Immunotherapy has been shown to improve prognosis

(Vienna, March 22, 2024) Since 1999, the standard treatment for locally advanced cervical cancer consists of external beam radiotherapy with concurrent chemotherapy and subsequent brachytherapy. Since the prognosis of patients remains poor in many cases despite these measures, extensive research is being conducted into new options. An international team including MedUni Vienna showed in a large-scale clinical study that the immunotherapy agent pembrolizumab in combination with chemotherapy results in a statistically significant improvement compared with chemotherapy alone. The results of the study were recently published in the prestigious journal The Lancet.

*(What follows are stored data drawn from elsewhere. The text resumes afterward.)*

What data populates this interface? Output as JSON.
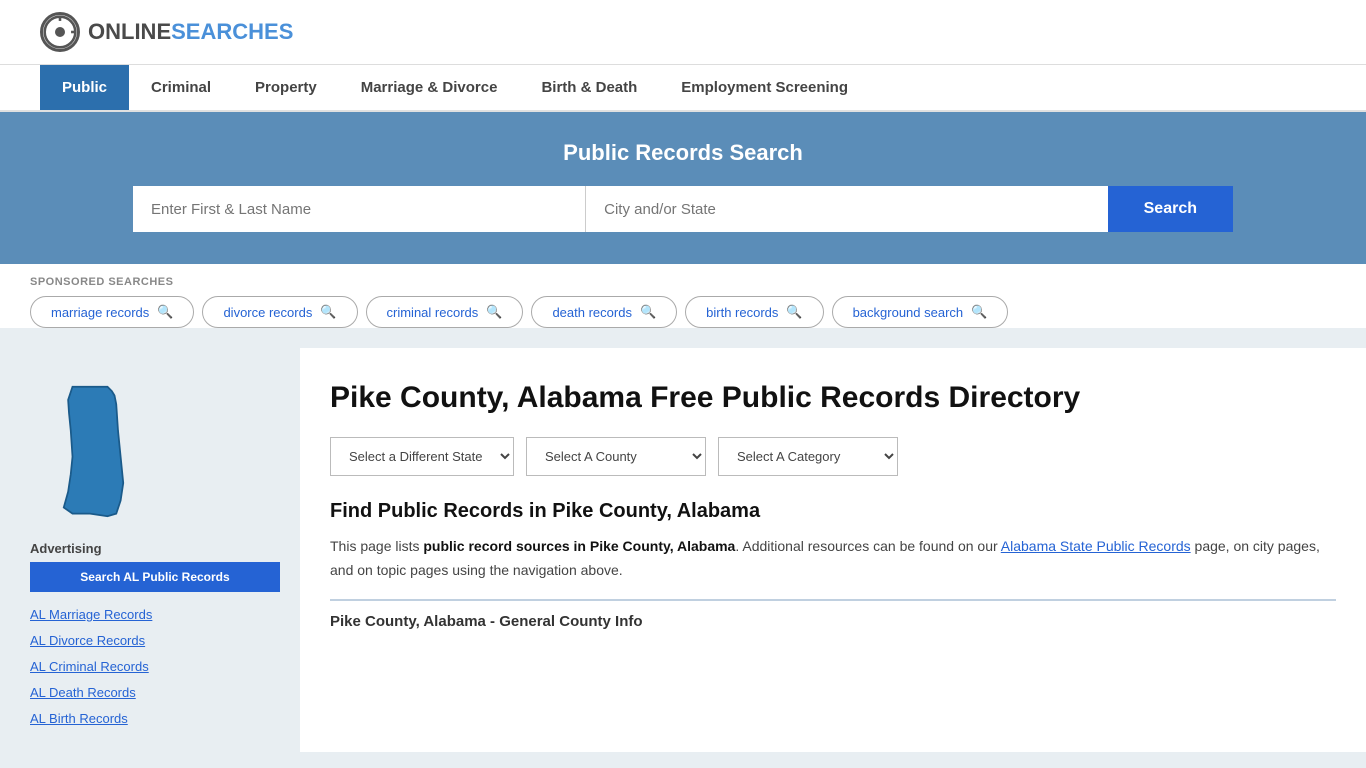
{
  "logo": {
    "online": "ONLINE",
    "searches": "SEARCHES"
  },
  "nav": {
    "items": [
      {
        "label": "Public",
        "active": true
      },
      {
        "label": "Criminal",
        "active": false
      },
      {
        "label": "Property",
        "active": false
      },
      {
        "label": "Marriage & Divorce",
        "active": false
      },
      {
        "label": "Birth & Death",
        "active": false
      },
      {
        "label": "Employment Screening",
        "active": false
      }
    ]
  },
  "hero": {
    "title": "Public Records Search",
    "name_placeholder": "Enter First & Last Name",
    "location_placeholder": "City and/or State",
    "search_button": "Search"
  },
  "sponsored": {
    "label": "SPONSORED SEARCHES",
    "tags": [
      "marriage records",
      "divorce records",
      "criminal records",
      "death records",
      "birth records",
      "background search"
    ]
  },
  "page": {
    "title": "Pike County, Alabama Free Public Records Directory",
    "dropdown_state": "Select a Different State",
    "dropdown_county": "Select A County",
    "dropdown_category": "Select A Category",
    "find_title": "Find Public Records in Pike County, Alabama",
    "description_part1": "This page lists ",
    "description_bold": "public record sources in Pike County, Alabama",
    "description_part2": ". Additional resources can be found on our ",
    "description_link": "Alabama State Public Records",
    "description_part3": " page, on city pages, and on topic pages using the navigation above.",
    "county_info_heading": "Pike County, Alabama - General County Info"
  },
  "advertising": {
    "label": "Advertising",
    "button": "Search AL Public Records",
    "links": [
      "AL Marriage Records",
      "AL Divorce Records",
      "AL Criminal Records",
      "AL Death Records",
      "AL Birth Records"
    ]
  }
}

The phase III, randomized, double-blind, placebo-controlled clinical study was conducted in 176 medical centers in 30 countries, including the Vienna General Hospital and was coordinated by study co-author Stefan Bolterauer (University Clinic of Gynecology at MedUni Vienna, Gynecology Cancer Unit /CCC and Gynecologic Oncology Working Group) in collaboration with the University Radiation Oncology Clinic. Adults with newly diagnosed, locally advanced, and high-risk cervical cancer were randomly selected as subjects. 1,060 participants were also randomly assigned to treatment between June 2020 and December 2022, including 529 to the pembrolizumab chemotherapy group and 531 to the placebo chemotherapy group. As the researchers' observations showed, the combination of pembrolizumab and chemotherapy significantly improved progression-free survival in patients. Overall survival also increased with the addition of monoclonal antibodies, and was 87% in the pembrolizumab chemotherapy group (versus 81% in the placebo group).

“There is an urgent need for effective and targeted treatment options for patients with locally advanced cervical cancer. All data indicate that the effect of chemotherapy can be enhanced by “Immune-stimulating properties of pembrolizumab.” Bolterauer says the research will likely change the current standard of care. “The new combination therapy is expected to be approved.”

Publication: The Lancet
Pembrolizumab or placebo with chemotherapy followed by pembrolizumab or placebo for newly diagnosed, high-risk, locally advanced cervical cancer (ENGOT-cx11/GOG-3047/KEYNOTE-A18): a randomized, double-blind, phase 3 clinical trial
Domenica LoRusso, Yang Xiang, Kosei Hasegawa, Giovanni Scambia, Manuel Leyva, Pierre Ramos Elias, Alejandro Acevedo, Vladislav Sukhin, Noel Klöven, Andrea J. Pereira de Santana Gomez, Fernando Contreras Mejía, Ari Reyes, Ali Ayhan, Jong-Yun Lee, Valeria Sivits, Flora Zagori, Lucy Gilbert, Jaled Siholi, Ekasit Tharavhitkul, Christina Lindemann, Roberta Lazzari, Chih-Lung Chang, Rudolf Lampe, Hong Zhou, Anna Oknen, Melissa Christians, Stefan PolterauerTomoka Usami, Kan Lee, PhD, Karen Yamada, Sarber Tucker, Steven M. Keefe, Sandro Pignata, Linda R. Duska on behalf of the ENGOT-cx11/GOG-3047/KEYNOTE-A18 investigators.